PUBLIC BROADCASTING: The only portion of public broadcasting money not vetoed is for the emergency broadcasting provided primarily to rural areas. Vetoed: $2,036,600 for Radio, $633,300 for TV, and $46,700 for the Alaska Public Broadcasting Commission.
SCHOOL BOND DEBT REIMBURSEMENT
Half of the debt service the State has been paying on local school bonds was vetoed. That means school districts will have to rely upon local taxpayers to pay the full debt service for the schools they built or renovated. The veto totals $48,910,250. Future debt incurred by districts won’t be paid off by the State.

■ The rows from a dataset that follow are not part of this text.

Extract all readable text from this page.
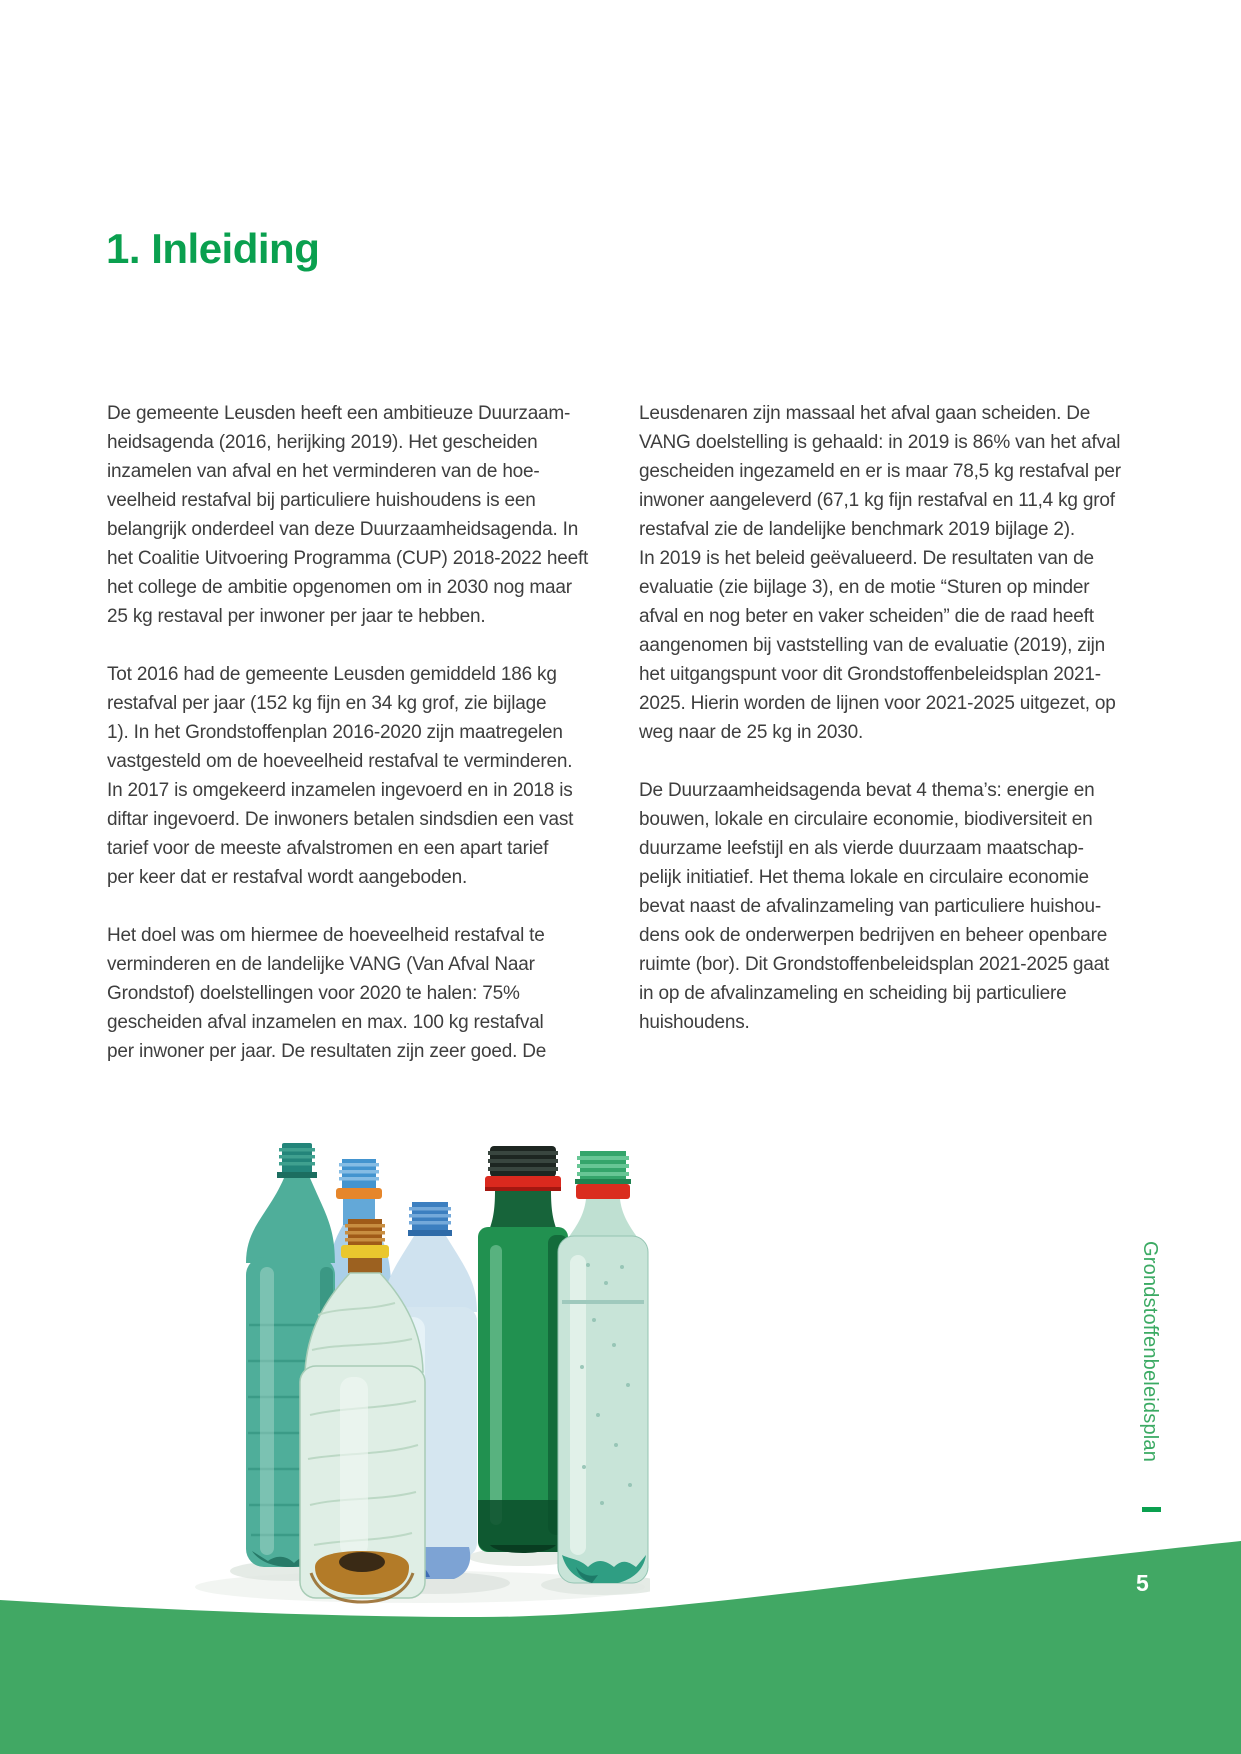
1. Inleiding
De gemeente Leusden heeft een ambitieuze Duurzaam-
heidsagenda (2016, herijking 2019). Het gescheiden
inzamelen van afval en het verminderen van de hoe-
veelheid restafval bij particuliere huishoudens is een
belangrijk onderdeel van deze Duurzaamheidsagenda. In
het Coalitie Uitvoering Programma (CUP) 2018-2022 heeft
het college de ambitie opgenomen om in 2030 nog maar
25 kg restaval per inwoner per jaar te hebben.
Tot 2016 had de gemeente Leusden gemiddeld 186 kg
restafval per jaar (152 kg fijn en 34 kg grof, zie bijlage
1). In het Grondstoffenplan 2016-2020 zijn maatregelen
vastgesteld om de hoeveelheid restafval te verminderen.
In 2017 is omgekeerd inzamelen ingevoerd en in 2018 is
diftar ingevoerd. De inwoners betalen sindsdien een vast
tarief voor de meeste afvalstromen en een apart tarief
per keer dat er restafval wordt aangeboden.
Het doel was om hiermee de hoeveelheid restafval te
verminderen en de landelijke VANG (Van Afval Naar
Grondstof) doelstellingen voor 2020 te halen: 75%
gescheiden afval inzamelen en max. 100 kg restafval
per inwoner per jaar. De resultaten zijn zeer goed. De
Leusdenaren zijn massaal het afval gaan scheiden. De
VANG doelstelling is gehaald: in 2019 is 86% van het afval
gescheiden ingezameld en er is maar 78,5 kg restafval per
inwoner aangeleverd (67,1 kg fijn restafval en 11,4 kg grof
restafval zie de landelijke benchmark 2019 bijlage 2).
In 2019 is het beleid geëvalueerd. De resultaten van de
evaluatie (zie bijlage 3), en de motie “Sturen op minder
afval en nog beter en vaker scheiden” die de raad heeft
aangenomen bij vaststelling van de evaluatie (2019), zijn
het uitgangspunt voor dit Grondstoffenbeleidsplan 2021-
2025. Hierin worden de lijnen voor 2021-2025 uitgezet, op
weg naar de 25 kg in 2030.
De Duurzaamheidsagenda bevat 4 thema’s: energie en
bouwen, lokale en circulaire economie, biodiversiteit en
duurzame leefstijl en als vierde duurzaam maatschap-
pelijk initiatief. Het thema lokale en circulaire economie
bevat naast de afvalinzameling van particuliere huishou-
dens ook de onderwerpen bedrijven en beheer openbare
ruimte (bor). Dit Grondstoffenbeleidsplan 2021-2025 gaat
in op de afvalinzameling en scheiding bij particuliere
huishoudens.
Grondstoffenbeleidsplan
5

The Legislature’s attempt to forward fund education for 2021 was vetoed. The governor doesn’t believe it is constitutional to encumber future legislatures or future governors with spending promises unless the money is actually set aside for the purpose, which it is not under forward funding schemes. This is an issue that will likely go to court next month.
ALASKA MARINE HIGHWAYS
The State Ferry System was spared. The governor accepted the plan by Sen. Bert Stedman, co-chair of Senate Finance, to only fund the ferries at $46 million. Stedman has been working to reform the system. This allows the ferry system to continue through the fall, winter, and spring.
POWER COST EQUALIZATION
All funds like the Power Cost Equalization Fund will be swept into the General Fund. From there, the Legislature can reissue those funds to rural communities to help with their power costs when it works on the capital budget in a special session.
EARNINGS RESERVE ACCOUNT
The governor is putting $1 billion into the corpus of the Permanent Fund to help with inflation proofing and an additional $4 billion, for a total of $5 billion. The Legislature had put $9 billion into the corpus. The veto amount is $5,579,800.
PERMANENT FUND DIVIDEND
The budget presumes a full statutory Permanent Fund dividend, but it’s not in this operating budget. It will need to be a stand alone budget bill or a component of the yet-to-be-enacted capital budget.
Through vetoes, 62 full time, 2 part time, and 4 non-permanent positions have been eliminated, for nearly $12 million in reduced payroll costs.
VILLAGE PUBLIC SAFETY OFFICERS
$3 million in vetoes to the program, which is already in excess of what they can spend. There are 25 vacancies in the VPSO program and they have struggled to fill those for a long time.
OCEAN RANGERS PROGRAM
The Ocean Rangers program is vetoed, for $3,409,100 in savings.